Kadınlar ekmeklerini bölüyor, tereyağı sürüyor ve bıçakları özenle tereyağı tabaklarının yanına yerleştiriyorlar. Erkeklerin bakışları girişe dönüyor.
Saçı ipek sırmalı kadın, “Peçetelerin dantelleri hoşuma gidiyor,” diyor. Peçetesini alıyor, açıyor, tekrar katlıyor.
“Her sene söylersin bunu, Josephine,” diyor diğer kadın; gülümsüyor.
Akşam yemeği geliyor: şarapta ıstakoz, kuşkonmaz, biftek ve beyaz şarap…
Saçı ipek sırmalı kadın, eşine bakarak, “Nasıl pişmiş seninki?” diyor.
“Gayet iyi. Seninki?”
“Baharatlı biraz. Geçen haftaki gibi.”
“Ya sizin biftek nasıl, amiral?”
“Bifteğe hayatta hayır demem,” diyor amiral zevkle.
“Yeseniz de belli etmiyorsunuz,” diyor diğer adam. “Geçen yıldan hatta on yıldan bu yana tek kilo almadınız.”
“Siz fark etmiyorsunuz belki ama o fark ediyor,” diyor amiral, karısına göz kırpıyor.

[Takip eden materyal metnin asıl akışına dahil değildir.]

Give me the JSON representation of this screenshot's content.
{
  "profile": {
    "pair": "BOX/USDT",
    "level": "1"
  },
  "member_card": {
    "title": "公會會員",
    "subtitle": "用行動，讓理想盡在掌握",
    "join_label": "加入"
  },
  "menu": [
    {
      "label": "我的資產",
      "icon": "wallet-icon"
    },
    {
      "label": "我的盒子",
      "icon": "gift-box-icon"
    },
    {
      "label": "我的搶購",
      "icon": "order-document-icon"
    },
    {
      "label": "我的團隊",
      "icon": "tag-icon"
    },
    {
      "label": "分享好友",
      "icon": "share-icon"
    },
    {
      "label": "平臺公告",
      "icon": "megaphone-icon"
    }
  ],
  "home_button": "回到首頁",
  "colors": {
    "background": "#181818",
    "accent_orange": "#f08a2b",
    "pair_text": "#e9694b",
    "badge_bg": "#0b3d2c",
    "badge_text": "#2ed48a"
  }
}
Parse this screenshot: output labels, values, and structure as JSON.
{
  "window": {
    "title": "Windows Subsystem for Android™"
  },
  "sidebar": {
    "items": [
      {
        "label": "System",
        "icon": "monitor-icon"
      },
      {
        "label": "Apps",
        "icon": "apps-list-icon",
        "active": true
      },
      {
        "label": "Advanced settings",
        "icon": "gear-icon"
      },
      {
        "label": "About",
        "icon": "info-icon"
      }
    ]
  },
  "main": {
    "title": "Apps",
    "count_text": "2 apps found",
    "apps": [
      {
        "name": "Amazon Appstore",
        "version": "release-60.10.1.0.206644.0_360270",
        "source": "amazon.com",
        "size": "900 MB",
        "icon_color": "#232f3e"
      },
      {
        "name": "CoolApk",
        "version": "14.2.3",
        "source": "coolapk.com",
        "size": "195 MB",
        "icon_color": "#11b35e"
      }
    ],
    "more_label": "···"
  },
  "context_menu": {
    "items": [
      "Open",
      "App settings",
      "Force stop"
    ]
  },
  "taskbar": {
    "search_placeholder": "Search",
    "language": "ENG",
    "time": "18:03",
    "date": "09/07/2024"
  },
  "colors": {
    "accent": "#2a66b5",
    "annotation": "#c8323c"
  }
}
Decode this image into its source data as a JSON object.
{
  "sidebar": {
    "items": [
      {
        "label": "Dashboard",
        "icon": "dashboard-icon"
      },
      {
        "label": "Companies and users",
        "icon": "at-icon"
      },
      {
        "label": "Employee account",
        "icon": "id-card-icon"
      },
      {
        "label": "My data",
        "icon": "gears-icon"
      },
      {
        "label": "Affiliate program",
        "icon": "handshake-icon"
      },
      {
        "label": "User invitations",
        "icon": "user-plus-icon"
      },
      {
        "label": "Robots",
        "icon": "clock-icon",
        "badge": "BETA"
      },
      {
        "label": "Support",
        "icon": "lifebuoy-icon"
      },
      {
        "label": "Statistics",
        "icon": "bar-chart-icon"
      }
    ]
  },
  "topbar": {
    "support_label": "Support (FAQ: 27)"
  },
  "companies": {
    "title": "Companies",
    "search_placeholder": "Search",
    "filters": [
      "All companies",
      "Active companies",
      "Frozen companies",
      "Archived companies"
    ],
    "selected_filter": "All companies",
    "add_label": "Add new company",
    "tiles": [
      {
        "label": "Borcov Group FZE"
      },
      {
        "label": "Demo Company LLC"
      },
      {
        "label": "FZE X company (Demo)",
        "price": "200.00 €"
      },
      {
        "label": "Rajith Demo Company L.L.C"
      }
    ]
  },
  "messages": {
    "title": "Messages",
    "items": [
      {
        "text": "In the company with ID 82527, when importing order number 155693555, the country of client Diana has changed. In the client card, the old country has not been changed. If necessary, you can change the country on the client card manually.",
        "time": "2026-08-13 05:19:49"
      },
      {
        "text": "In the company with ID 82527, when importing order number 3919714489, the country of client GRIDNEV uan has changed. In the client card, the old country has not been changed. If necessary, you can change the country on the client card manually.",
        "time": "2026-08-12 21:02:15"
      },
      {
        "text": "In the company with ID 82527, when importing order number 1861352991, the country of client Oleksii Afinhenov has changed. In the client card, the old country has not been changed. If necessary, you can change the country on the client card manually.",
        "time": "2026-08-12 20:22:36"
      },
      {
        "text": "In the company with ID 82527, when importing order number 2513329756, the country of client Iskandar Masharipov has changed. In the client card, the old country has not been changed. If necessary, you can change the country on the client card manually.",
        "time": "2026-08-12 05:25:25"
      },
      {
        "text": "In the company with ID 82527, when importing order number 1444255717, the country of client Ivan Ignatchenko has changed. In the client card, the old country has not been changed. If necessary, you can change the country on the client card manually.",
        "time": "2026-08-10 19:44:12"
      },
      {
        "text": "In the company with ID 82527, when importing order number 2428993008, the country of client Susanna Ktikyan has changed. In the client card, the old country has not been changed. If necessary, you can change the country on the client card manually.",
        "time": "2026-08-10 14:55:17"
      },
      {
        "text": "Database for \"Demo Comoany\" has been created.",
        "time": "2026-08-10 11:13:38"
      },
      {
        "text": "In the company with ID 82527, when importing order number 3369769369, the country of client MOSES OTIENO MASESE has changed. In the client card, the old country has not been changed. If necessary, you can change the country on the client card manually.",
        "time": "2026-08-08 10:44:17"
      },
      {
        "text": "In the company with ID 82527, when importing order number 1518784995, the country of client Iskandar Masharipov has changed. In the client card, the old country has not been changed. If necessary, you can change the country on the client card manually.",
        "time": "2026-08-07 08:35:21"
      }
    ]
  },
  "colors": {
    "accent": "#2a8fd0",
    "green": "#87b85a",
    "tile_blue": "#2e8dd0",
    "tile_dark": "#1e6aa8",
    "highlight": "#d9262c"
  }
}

“Belki yanılıyorumdur ama bu sene odalarda biraz cereyan varmış gibi geliyor bana,” diyor amiralin eşi. Diğerleri kafa sallayarak onaylıyor, ıstakoz ve bifteklerine devam ediyorlar. “Her zaman serin odalarda uyumayı sevmişimdir ama bu sefer cereyan vardı ve öksürükle uyandım.”
“Yorganı kafanıza çekin,” diyor öteki kadın.
Amiralin karısı evet diyor ama pek anlamış gibi bakmıyor.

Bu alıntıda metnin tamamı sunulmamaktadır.